Subtopic 2: Compensatory changes and covariation

One of the basic assumptions of the methods described above is that homologous genes have the same fitness landscape — in other words, that a variant that is damaging to one gene in one species is equally damaging to any related gene. It has long been known that this assumption is not entirely correct (see, for example, Kondrashov et al. 2002), but it has been difficult to quantify how common this kind of relationship really is. Using the large datasets of human mutations and multiple sequence alignments described above, we can now begin to do this kind of study. My results show that 8.5% of human disease mutations are found in another vertebrate species, an alarmingly high number (Jordan et al. manuscript in preparation). In most such cases, there are quite a lot of differences between the human sequence and the sequence that contains the human disease variant. The numbers of differences in these cases are large compared to other protein sequences, and even large compared to other proteins in the same orthologous family. Physical modeling of the protein structures involved suggests that the large number of differences in each protein hides one or two important functional sites that actually compensate for the disease variant, causing it to be tolerated.

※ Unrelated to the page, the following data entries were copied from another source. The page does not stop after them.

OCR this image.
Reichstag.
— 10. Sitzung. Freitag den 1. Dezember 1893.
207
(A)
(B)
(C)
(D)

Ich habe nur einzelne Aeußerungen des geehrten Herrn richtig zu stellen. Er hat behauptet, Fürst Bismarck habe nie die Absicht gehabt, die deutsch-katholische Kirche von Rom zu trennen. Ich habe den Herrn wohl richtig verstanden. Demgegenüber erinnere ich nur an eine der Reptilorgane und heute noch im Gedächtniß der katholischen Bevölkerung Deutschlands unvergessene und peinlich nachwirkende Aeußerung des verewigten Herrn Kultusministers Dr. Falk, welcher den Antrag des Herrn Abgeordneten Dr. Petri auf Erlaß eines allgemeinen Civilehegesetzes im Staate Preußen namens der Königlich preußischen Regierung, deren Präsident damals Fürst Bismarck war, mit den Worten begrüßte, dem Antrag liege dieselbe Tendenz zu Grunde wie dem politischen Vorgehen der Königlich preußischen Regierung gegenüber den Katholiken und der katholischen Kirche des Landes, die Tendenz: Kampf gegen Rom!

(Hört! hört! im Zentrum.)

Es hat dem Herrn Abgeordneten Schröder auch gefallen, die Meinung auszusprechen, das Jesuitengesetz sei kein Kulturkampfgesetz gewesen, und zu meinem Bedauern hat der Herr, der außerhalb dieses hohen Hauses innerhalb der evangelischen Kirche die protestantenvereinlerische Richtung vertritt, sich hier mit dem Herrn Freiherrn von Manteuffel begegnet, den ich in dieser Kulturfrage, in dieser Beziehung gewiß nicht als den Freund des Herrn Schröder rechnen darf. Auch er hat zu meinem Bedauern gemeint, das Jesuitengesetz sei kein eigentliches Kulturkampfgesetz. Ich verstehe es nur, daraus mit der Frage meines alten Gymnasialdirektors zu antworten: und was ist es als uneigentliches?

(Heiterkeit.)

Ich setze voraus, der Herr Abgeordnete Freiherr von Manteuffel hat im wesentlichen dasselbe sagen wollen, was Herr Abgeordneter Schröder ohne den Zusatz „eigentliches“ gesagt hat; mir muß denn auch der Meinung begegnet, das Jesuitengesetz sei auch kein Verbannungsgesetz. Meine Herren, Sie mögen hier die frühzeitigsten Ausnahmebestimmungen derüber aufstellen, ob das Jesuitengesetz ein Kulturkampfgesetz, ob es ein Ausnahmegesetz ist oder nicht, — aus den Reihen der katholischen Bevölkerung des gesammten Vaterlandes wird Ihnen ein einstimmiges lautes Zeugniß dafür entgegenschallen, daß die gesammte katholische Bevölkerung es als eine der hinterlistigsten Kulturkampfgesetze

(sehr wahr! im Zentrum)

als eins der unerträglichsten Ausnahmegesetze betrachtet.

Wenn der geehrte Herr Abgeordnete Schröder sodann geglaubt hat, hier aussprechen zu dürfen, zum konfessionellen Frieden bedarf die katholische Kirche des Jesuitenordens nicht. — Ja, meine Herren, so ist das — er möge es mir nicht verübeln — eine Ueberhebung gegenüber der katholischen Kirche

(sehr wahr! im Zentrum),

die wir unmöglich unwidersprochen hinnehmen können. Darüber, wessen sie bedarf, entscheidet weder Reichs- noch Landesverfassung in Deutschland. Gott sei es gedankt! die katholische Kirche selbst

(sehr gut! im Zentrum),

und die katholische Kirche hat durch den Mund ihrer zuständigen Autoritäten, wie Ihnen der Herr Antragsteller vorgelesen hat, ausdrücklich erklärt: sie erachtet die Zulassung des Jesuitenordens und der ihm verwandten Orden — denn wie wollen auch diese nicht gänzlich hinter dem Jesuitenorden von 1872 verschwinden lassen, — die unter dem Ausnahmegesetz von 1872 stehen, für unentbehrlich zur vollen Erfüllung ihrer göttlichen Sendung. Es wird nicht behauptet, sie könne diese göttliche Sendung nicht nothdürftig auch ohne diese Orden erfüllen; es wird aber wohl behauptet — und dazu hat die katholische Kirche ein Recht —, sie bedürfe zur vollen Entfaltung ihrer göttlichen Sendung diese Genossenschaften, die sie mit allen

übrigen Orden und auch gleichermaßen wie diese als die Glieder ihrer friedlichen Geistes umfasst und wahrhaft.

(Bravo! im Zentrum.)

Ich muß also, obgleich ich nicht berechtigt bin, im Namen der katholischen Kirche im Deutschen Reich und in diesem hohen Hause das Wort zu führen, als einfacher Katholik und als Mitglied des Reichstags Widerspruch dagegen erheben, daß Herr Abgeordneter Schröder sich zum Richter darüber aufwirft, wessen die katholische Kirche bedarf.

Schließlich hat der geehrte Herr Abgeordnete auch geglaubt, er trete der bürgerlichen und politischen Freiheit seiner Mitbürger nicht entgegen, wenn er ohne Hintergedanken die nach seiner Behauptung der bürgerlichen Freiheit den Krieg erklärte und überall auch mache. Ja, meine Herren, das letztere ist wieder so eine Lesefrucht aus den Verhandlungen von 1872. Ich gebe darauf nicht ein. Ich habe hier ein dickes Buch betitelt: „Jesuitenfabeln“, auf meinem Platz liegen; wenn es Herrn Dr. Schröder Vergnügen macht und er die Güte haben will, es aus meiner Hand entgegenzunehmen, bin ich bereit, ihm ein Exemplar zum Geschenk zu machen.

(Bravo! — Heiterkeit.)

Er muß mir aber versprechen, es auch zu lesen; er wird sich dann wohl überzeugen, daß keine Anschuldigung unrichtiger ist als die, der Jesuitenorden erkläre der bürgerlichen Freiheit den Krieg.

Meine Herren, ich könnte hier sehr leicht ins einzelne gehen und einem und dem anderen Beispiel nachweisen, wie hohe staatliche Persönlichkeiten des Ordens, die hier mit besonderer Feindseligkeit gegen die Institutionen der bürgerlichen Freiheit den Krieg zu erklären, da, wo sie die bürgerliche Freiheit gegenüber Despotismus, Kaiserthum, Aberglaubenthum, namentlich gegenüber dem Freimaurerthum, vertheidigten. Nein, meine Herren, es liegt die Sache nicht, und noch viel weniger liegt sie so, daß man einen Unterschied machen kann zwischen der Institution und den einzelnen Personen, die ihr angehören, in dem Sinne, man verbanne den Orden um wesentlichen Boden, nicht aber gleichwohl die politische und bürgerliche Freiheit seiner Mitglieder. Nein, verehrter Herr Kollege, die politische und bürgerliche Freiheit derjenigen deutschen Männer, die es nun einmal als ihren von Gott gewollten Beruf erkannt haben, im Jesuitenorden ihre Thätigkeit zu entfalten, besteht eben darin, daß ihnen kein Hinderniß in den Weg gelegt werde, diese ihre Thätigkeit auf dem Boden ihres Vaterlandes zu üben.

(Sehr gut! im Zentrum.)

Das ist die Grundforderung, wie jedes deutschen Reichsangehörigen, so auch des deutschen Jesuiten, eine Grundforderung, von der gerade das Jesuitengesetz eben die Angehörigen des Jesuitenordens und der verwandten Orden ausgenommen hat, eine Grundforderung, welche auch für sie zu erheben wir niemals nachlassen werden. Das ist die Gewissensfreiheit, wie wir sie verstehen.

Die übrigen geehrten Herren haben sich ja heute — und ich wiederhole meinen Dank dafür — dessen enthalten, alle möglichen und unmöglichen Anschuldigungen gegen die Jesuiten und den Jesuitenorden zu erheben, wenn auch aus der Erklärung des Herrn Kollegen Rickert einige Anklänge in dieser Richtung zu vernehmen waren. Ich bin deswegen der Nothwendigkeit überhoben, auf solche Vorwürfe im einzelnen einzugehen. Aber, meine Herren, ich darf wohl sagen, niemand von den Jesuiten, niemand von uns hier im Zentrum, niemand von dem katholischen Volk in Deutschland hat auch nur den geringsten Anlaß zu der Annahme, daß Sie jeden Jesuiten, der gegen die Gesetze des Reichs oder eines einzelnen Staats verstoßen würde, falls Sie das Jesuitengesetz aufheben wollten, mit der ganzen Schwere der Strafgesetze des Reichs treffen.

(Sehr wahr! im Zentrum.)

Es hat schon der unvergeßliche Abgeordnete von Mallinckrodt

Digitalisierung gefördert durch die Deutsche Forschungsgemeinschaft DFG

I am currently working on developing a method to identify which changes are really compensatory, with the hope of getting experimental validation in one of any number of experimental systems.

Subtopic 3: The evolutionary landscape of protein structures

The methods described above aim to use evolutionary history to probe the functional effects of single amino acid changes. A somewhat related idea is to probe the functional effects of entire categories of changes. My preferred application is to use this method to probe protein structures — to test, for example, whether disrupting structural stability or biochemical function has a greater chance of causing disease, and how large the impact of each is. This kind of study has not been feasible until very recently, because the amount of genome data to test with has been very low. However, with the rise of widespread exome sequencing, we now have thousands of human exomes containing millions of protein-coding variants, and we can look in greater detail at the distribution of these variants between different functional and structural classes. My initial results show that mutations that disrupt biochemical function tend to have much larger effects than mutations that disrupt structural stability, but that mutations that disrupt stability are orders of magnitude more common and seem to be much more influential overall in the evolution of the genome (Tennessen et al., in press). I am looking into making more precise estimates of protein stability and determining the precise distribution of stability-effecting variants. I am also interested in using this information to estimate selection coefficients directly from protein structure, thus enabling me to model the evolution of protein structures by forward simulation.

Papers

So far, I have published two papers that will (hopefully) become part of my dissertation, both on the subject of interpreting the impact of structural changes on phenotype:

• Jordan, D. M., Ramensky, V. E. & Sunyaev, S. R. Human allelic variation: perspective from protein function, structure, and evolution. Curr. Opin. Struct. Biol. 20, 342-50 (2010)
• Jordan, D. M., Kiezun, A., Baxter, S. M. et al. Development and validation of a computational method for assessment of missense variants in hypertrophic cardiomyopathy. Am. J. Hum. Genet. 88, 183-92 (2011)

One further paper is in the final stages of peer review and editing, and is expected to be printed soon in Science:

• Tennessen, J. A., Bigham, A. W., O'Connor, T. D., et al. Evolution and functional impact of rare coding variation from deep sequencing of 2,440 human exomes. Science, in press.